In other words, even without programming skills, there is already an environment where you can build an AI to “make calls and gather information” for under ¥10,000 a month.
This Can Also Be Applied to Agriculture—In Fact, Agriculture Needs It Most
This structure applies directly to agriculture as well.
When a local farmer is trying to determine “how much to sell their vegetables for,” the reliable information is limited. They currently check the JA shipping prices, the prices at roadside stations, and the pricing at nearby direct sales outlets by visiting them in person.
An AI agent could call 20 nearby direct sales outlets every morning asking, “What is today’s price for tomatoes?” This alone would provide real-time access to local market prices. By aggregating weekly, price trends can be observed. Decisions like “Let’s hold back on shipments next week and consolidate for the following week” can be made based on data rather than intuition.
The cost would be just a few thousand yen per month. Farmers could potentially regain the pricing power that has traditionally been left to agricultural cooperatives or markets.
So, What Should Be Done?
For those thinking, “This is an interesting story, but it doesn’t relate to us,” I want to emphasize this:
Step 1: Identify One Instance of “Information Gathering Done Repeatedly by Humans via Phone or Email Each Month”
Checking competitor prices, confirming stock with suppliers, surveying customers—anything is fine. Find one task where “the same questions are asked each time by a human.”
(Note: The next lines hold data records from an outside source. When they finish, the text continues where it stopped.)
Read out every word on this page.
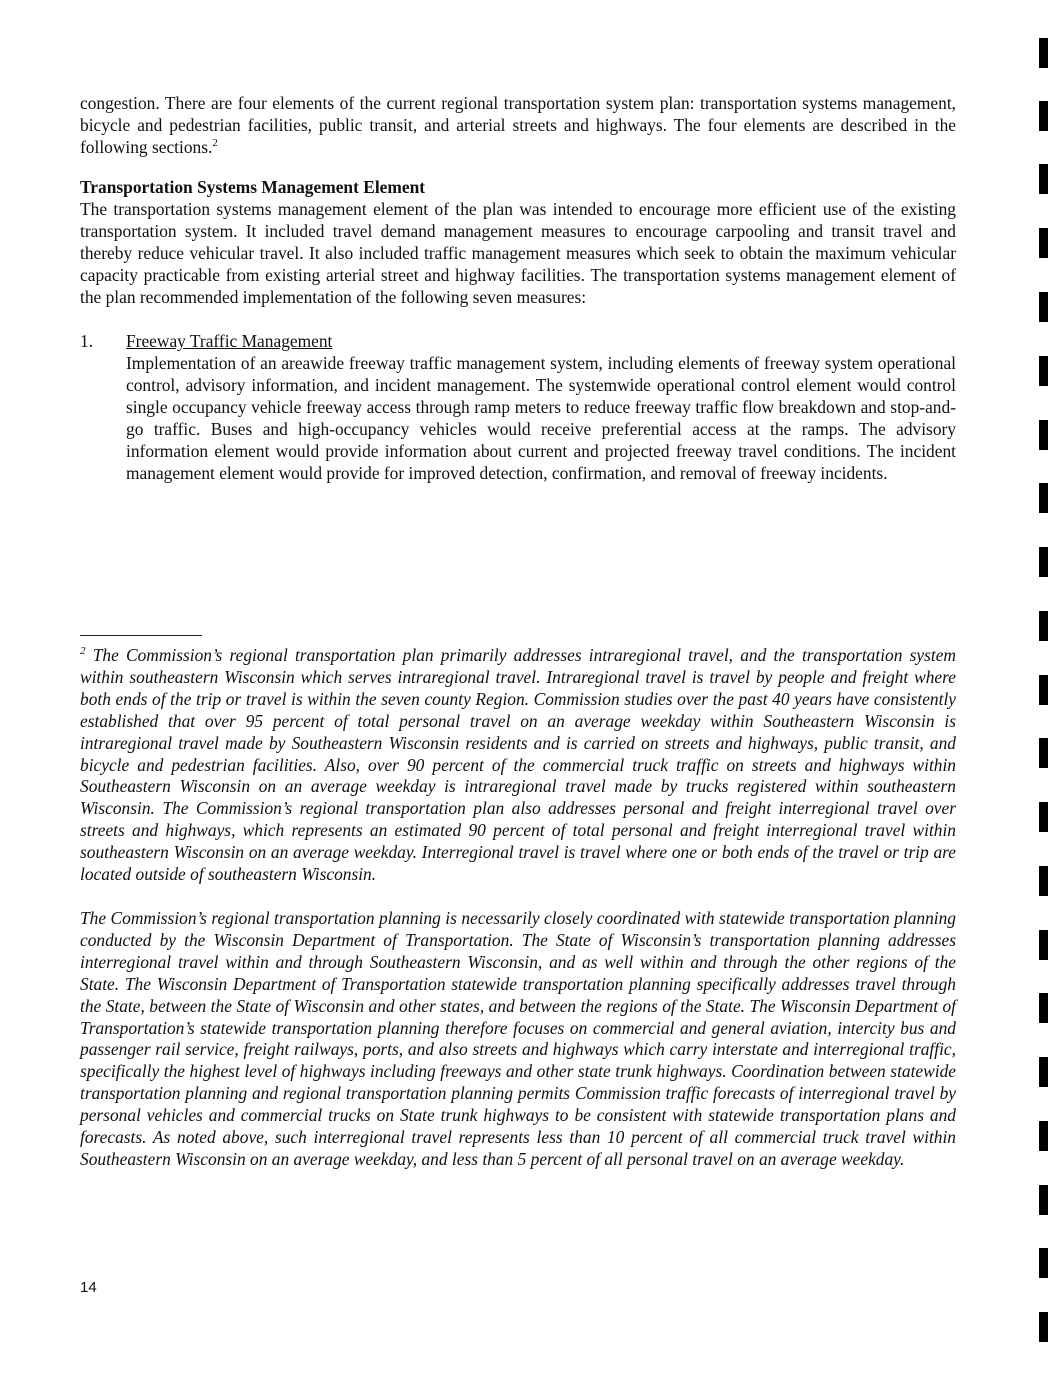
congestion. There are four elements of the current regional transportation system plan: transportation systems management, bicycle and pedestrian facilities, public transit, and arterial streets and highways. The four elements are described in the following sections.$^2$

Transportation Systems Management Element

The transportation systems management element of the plan was intended to encourage more efficient use of the existing transportation system. It included travel demand management measures to encourage carpooling and transit travel and thereby reduce vehicular travel. It also included traffic management measures which seek to obtain the maximum vehicular capacity practicable from existing arterial street and highway facilities. The transportation systems management element of the plan recommended implementation of the following seven measures:

1.	Freeway Traffic Management

Implementation of an areawide freeway traffic management system, including elements of freeway system operational control, advisory information, and incident management. The systemwide operational control element would control single occupancy vehicle freeway access through ramp meters to reduce freeway traffic flow breakdown and stop-and-go traffic. Buses and high-occupancy vehicles would receive preferential access at the ramps. The advisory information element would provide information about current and projected freeway travel conditions. The incident management element would provide for improved detection, confirmation, and removal of freeway incidents.

$^2$ The Commission’s regional transportation plan primarily addresses intraregional travel, and the transportation system within southeastern Wisconsin which serves intraregional travel. Intraregional travel is travel by people and freight where both ends of the trip or travel is within the seven county Region. Commission studies over the past 40 years have consistently established that over 95 percent of total personal travel on an average weekday within Southeastern Wisconsin is intraregional travel made by Southeastern Wisconsin residents and is carried on streets and highways, public transit, and bicycle and pedestrian facilities. Also, over 90 percent of the commercial truck traffic on streets and highways within Southeastern Wisconsin on an average weekday is intraregional travel made by trucks registered within southeastern Wisconsin. The Commission’s regional transportation plan also addresses personal and freight interregional travel over streets and highways, which represents an estimated 90 percent of total personal and freight interregional travel within southeastern Wisconsin on an average weekday. Interregional travel is travel where one or both ends of the travel or trip are located outside of southeastern Wisconsin.

The Commission’s regional transportation planning is necessarily closely coordinated with statewide transportation planning conducted by the Wisconsin Department of Transportation. The State of Wisconsin’s transportation planning addresses interregional travel within and through Southeastern Wisconsin, and as well within and through the other regions of the State. The Wisconsin Department of Transportation statewide transportation planning specifically addresses travel through the State, between the State of Wisconsin and other states, and between the regions of the State. The Wisconsin Department of Transportation’s statewide transportation planning therefore focuses on commercial and general aviation, intercity bus and passenger rail service, freight railways, ports, and also streets and highways which carry interstate and interregional traffic, specifically the highest level of highways including freeways and other state trunk highways. Coordination between statewide transportation planning and regional transportation planning permits Commission traffic forecasts of interregional travel by personal vehicles and commercial trucks on State trunk highways to be consistent with statewide transportation plans and forecasts. As noted above, such interregional travel represents less than 10 percent of all commercial truck travel within Southeastern Wisconsin on an average weekday, and less than 5 percent of all personal travel on an average weekday.

14
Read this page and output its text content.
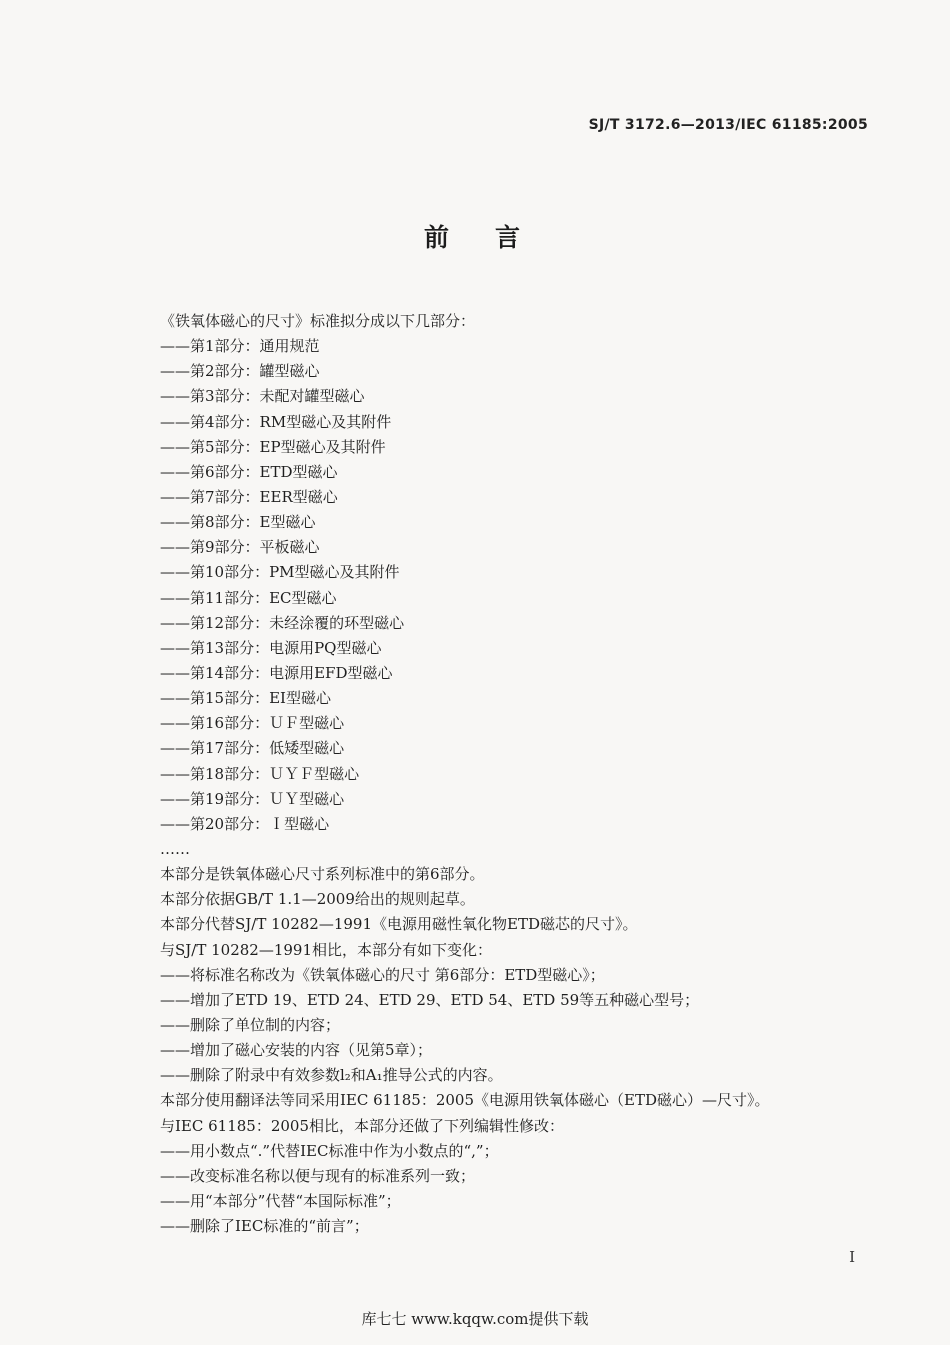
SJ/T 3172.6—2013/IEC 61185:2005
前言
《铁氧体磁心的尺寸》标准拟分成以下几部分：
——第1部分：通用规范
——第2部分：罐型磁心
——第3部分：未配对罐型磁心
——第4部分：RM型磁心及其附件
——第5部分：EP型磁心及其附件
——第6部分：ETD型磁心
——第7部分：EER型磁心
——第8部分：E型磁心
——第9部分：平板磁心
——第10部分：PM型磁心及其附件
——第11部分：EC型磁心
——第12部分：未经涂覆的环型磁心
——第13部分：电源用PQ型磁心
——第14部分：电源用EFD型磁心
——第15部分：EI型磁心
——第16部分：ＵＦ型磁心
——第17部分：低矮型磁心
——第18部分：ＵＹＦ型磁心
——第19部分：ＵＹ型磁心
——第20部分：Ｉ型磁心
……
本部分是铁氧体磁心尺寸系列标准中的第6部分。
本部分依据GB/T 1.1—2009给出的规则起草。
本部分代替SJ/T 10282—1991《电源用磁性氧化物ETD磁芯的尺寸》。
与SJ/T 10282—1991相比，本部分有如下变化：
——将标准名称改为《铁氧体磁心的尺寸 第6部分：ETD型磁心》；
——增加了ETD 19、ETD 24、ETD 29、ETD 54、ETD 59等五种磁心型号；
——删除了单位制的内容；
——增加了磁心安装的内容（见第5章）；
——删除了附录中有效参数l₂和A₁推导公式的内容。
本部分使用翻译法等同采用IEC 61185：2005《电源用铁氧体磁心（ETD磁心）—尺寸》。
与IEC 61185：2005相比，本部分还做了下列编辑性修改：
——用小数点“.”代替IEC标准中作为小数点的“,”；
——改变标准名称以便与现有的标准系列一致；
——用“本部分”代替“本国际标准”；
——删除了IEC标准的“前言”；
I
库七七 www.kqqw.com提供下载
Step 2: Try Calling Just 10 Cases Using Bland.ai or Vapi
There’s no need to start with 100 cases. Call 10 and verify if you can collect data effectively. The initial cost is almost zero; you can test it with just call charges.
Step 3: Create a System to Automatically Record the Collected Data into a Spreadsheet
Using Zapier or Make, set up a system to automatically transfer the data collected by the AI into Google Sheets. This way, “research → recording → analysis” can occur without human intervention.
Up to this point, the cost would be under ¥10,000. Half a day of time would be sufficient.
When Costs Drop to One-Hundredth, the Only Change is Whether to Do It or Not
If market research costs ¥500,000, the decision not to do it was rational. At ¥5,000, there’s no reason not to do it.
The case of the Guinness Price Index illustrates that this is not just about how “amazing AI is.” When the cost of information gathering approaches zero, the gap between those who have information and those who do not becomes decisive.
Large corporations have always had ample budgets for research costs. Small businesses have not been able to do this. But now, that cost difference has vanished. The same information can be obtained with the same accuracy at one-hundredth of the cost.
This is the first opportunity for small businesses to stand on the same playing field as large corporations.
The issue is not the technology. “The only question is whether to let them make 10 calls or not”—that’s all.